The lawsuit was filed in November by Rose, who alleged that Activision fraudulently induced Rose into authorizing "Welcome to the Jungle" for use in the game by telling him in negotiations that it wouldn't feature ex-guitarist Saul Hudson (aka Slash).
"[Activision] began spinning a web of lies and deception to conceal its true intentions to not only feature Slash and VR prominently in GH III but also promote the game by emphasizing and reinforcing an association between Slash and Guns N' Roses and the band's song 'Welcome to the Jungle,' " the complaint states.
At a conference this month with attorneys, Judge Charles Palmer scheduled a trial for January 23, 2012, according to the Edmonton Sun.
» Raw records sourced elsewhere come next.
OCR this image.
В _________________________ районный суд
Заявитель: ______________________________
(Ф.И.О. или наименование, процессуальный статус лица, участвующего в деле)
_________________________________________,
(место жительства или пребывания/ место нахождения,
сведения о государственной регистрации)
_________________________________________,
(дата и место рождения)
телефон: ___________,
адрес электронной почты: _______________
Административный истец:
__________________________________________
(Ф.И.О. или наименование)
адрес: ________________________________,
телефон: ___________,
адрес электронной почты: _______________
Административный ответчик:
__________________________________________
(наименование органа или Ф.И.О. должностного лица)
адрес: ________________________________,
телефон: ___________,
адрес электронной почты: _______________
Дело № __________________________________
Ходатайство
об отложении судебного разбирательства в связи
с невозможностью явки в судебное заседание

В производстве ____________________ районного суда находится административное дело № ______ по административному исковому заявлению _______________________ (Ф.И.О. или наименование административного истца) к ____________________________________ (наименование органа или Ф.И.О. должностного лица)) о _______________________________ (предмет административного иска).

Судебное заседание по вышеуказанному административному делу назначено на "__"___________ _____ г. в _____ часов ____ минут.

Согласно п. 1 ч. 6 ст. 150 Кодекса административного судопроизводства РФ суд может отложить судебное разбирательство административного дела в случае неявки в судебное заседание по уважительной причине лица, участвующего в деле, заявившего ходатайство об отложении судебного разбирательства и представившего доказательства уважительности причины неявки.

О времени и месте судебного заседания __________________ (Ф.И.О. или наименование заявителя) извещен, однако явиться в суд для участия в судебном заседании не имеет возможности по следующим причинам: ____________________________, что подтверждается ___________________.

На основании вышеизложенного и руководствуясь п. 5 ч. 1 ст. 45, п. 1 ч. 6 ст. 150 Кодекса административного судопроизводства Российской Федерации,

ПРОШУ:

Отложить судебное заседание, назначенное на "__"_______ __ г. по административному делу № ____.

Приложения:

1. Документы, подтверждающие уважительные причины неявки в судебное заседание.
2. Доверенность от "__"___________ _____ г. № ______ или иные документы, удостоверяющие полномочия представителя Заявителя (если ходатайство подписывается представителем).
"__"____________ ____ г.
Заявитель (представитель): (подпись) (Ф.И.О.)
Rose isn't the only musician pursuing Activision for allegedly going too far with licensed rights.
Gwen Stefani and No Doubt have similar claims pending against Activision after its game "Band Hero" let game-players do stuff with their avatars they didn't appreciate. After No Doubt sued the game publisher for violating a deal by allowing gamers to have Stefani sing about prostitutes in a male voice and make unrealistic dance moves, Activision struck back with an anti-SLAPP motion that attempted to get the lawsuit dismissed for stifling its free speech.
Last month, a California appeals court rejected Activision's moves to dismiss the case, also setting it on track for a trial.